When I am making street photography images, I walk a lot, I get impatient standing to long in one place, waiting for something to happen, I also think that this is not always a good idea, as sometimes you do need to give a place time, to find the right elements, for them to come together to make an image. I am getting older, so I have slowed down a little. I must admit that sometimes I also get a bit nervous about raising my camera to photograph complete strangers, especially if they are women or children, as I do not want to be that creepy man with a camera. I find that if my camera is already up making an image and someone walks into the area, that I am obviously photographing in, then it is much easier to make another image. I no longer have that hesitancy that comes with raising ones camera to ones eye in the initial moment. Often, I carry my camera as if I am about to use it right then. And it is surprising how often no one ever says anything, or sometimes it can even lead to an unexpected conversation.
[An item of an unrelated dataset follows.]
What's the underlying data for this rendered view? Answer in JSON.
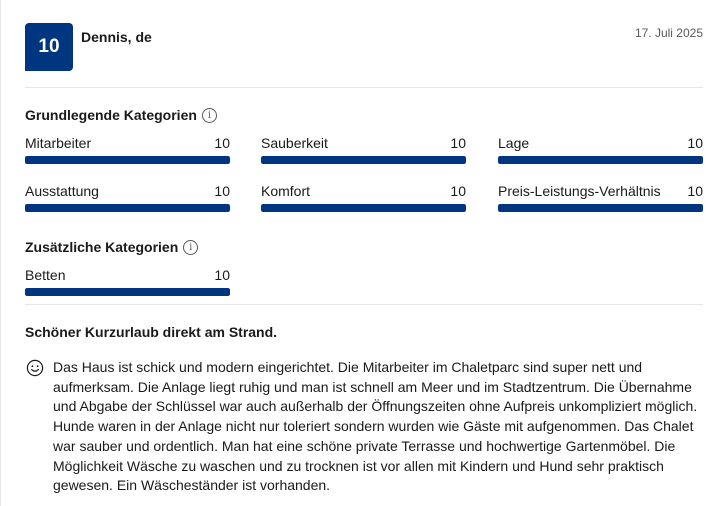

I am always happy to talk to strangers, as I find I learn new little things about life, as other people perceive it, not just from my own perspective. I love this aspect of social documentary and street photography, the learning about others and the lives that we all lead. Most people, are way too busy to worry about that photographer making images, they just let you get on with it. You can always sense when someone really is not wanting their image made. Especially when you have been working for a while, it just becomes a 6th sense you develop, for me photography is like a invisibility cloak, it lets me be present but also to be engaged with the world, so I can get on with making images. I am not taking anyones photo, I am making my own images, this aspect makes it easier to work on the street.
Technically speaking
I now often use Auto ISO, and preset my Aperture to give me a depth of field that I want to have in my images. I like to have a lot in relative sharpness. I do not like the images where there is a real shallow depth of field. So I tend to work at F8 maybe F11, I also tend to be moving and as cameras have increased in mega pixels I have found that camera handling techniques need to be better so I now tend to work at a minimum of 1/500th of a sec Shutter speed (or higher) just to freeze subject and my motion.
Camera settings tend to be:
Auto ISO
1/500th pr 1/1000th at
F8 (sometimes F5.6 or F11) depending on overall light quality.
However, this is not the whole story, as a lot of the magic happens in how you interact with others and your own emotional state while making images and then the elusive thing what you see, and feel compelled to photograph. All of this means, that no two photographers will ever really make the same image, even if they are standing in the same place as their motivations will always be different. That is why photography is so hard to do well.
Right now, I am starting to work on a new body of work that involves making street photography images on the streets around Mayfair. For the first time is a long time I am going to work with Black and White to make one part of the project as a way to create a distinction between two halves of a project. As I have not worked in Black and White seriously, since I went to digital cameras, it is exciting to shake things up a little bit.